MBI Videos

Scott Duxbury

  • video photo
    Scott Duxbury

    Interconnected systems in physical, biological, and social sciences are often at risk of attacks from exogenous sources. As a result, a growing number of studies focus on network attack tolerance. In general, this body of research assumes that damage to cross-sectional networks persists over time and has almost ubiquitously focused on attack strategies targeting integral vertices or edges. At issue, however, is that many networks are dynamic, especially in the social sciences, and capable of adaptive responses to attacks. Relatedly, network attack strategies may be diffuse, targeting an array of weak links, rather than high profile vertices. Together, these two omissions limit researchers’ ability to reach firm conclusions or derive policy recommendations from past research.
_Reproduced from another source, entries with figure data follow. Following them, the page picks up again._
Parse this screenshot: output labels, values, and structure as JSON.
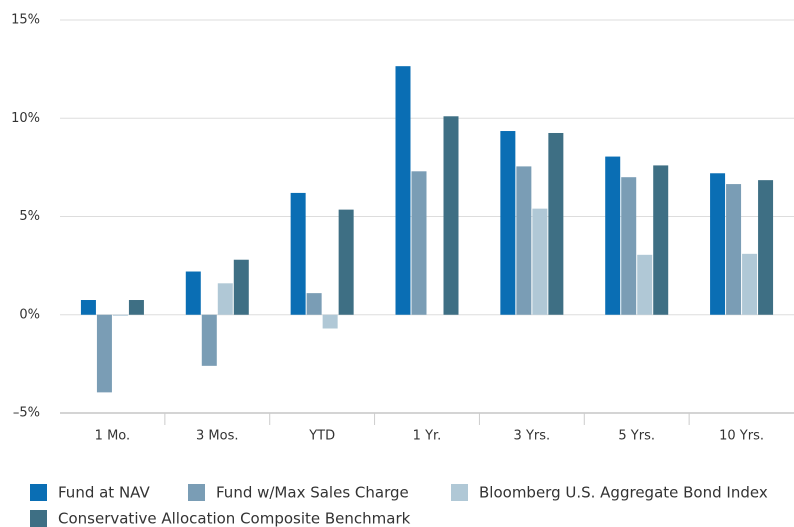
{
  "chart_data": {
    "type": "bar",
    "categories": [
      "1 Mo.",
      "3 Mos.",
      "YTD",
      "1 Yr.",
      "3 Yrs.",
      "5 Yrs.",
      "10 Yrs."
    ],
    "series": [
      {
        "name": "Fund at NAV",
        "color": "#0a6eb4",
        "values": [
          0.75,
          2.2,
          6.2,
          12.65,
          9.35,
          8.05,
          7.2
        ]
      },
      {
        "name": "Fund w/Max Sales Charge",
        "color": "#7a9db5",
        "values": [
          -3.95,
          -2.6,
          1.1,
          7.3,
          7.55,
          7.0,
          6.65
        ]
      },
      {
        "name": "Bloomberg U.S. Aggregate Bond Index",
        "color": "#b0c8d6",
        "values": [
          -0.05,
          1.6,
          -0.7,
          null,
          5.4,
          3.05,
          3.1
        ]
      },
      {
        "name": "Conservative Allocation Composite Benchmark",
        "color": "#3e6f84",
        "values": [
          0.75,
          2.8,
          5.35,
          10.1,
          9.25,
          7.6,
          6.85
        ]
      }
    ],
    "ylim": [
      -5,
      15
    ],
    "yticks": [
      {
        "value": 15,
        "label": "15%"
      },
      {
        "value": 10,
        "label": "10%"
      },
      {
        "value": 5,
        "label": "5%"
      },
      {
        "value": 0,
        "label": "0%"
      },
      {
        "value": -5,
        "label": "–5%"
      }
    ],
    "grid": true
  }
}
Expanding on this prior work, we examine data collected from an online drug trafficking network comprised of roughly 7,400 actors and 17,000 illicit drug transactions observed over 14 months. We use these data to develop an agent-based simulation experiment evaluating how the drug trafficking network responds to targeted and diffuse attacks. Results show that the network suffers substantial damage from diffuse attacks and that conventional methods for evaluating network robustness do a poor job of representing this type of damage. In particular, cross-sectional measures of network robustness in the simulated output networks suggest that the networks actually grow stronger in the aftermath of a diffuse attack, despite losing a substantial portion of edges and vertices. Pertinent to policy, these results indicate that the diffuse attack strategy evaluated in this study is an effective tactic for curbing online drug trafficking—an issue which has vexed law enforcement for some time.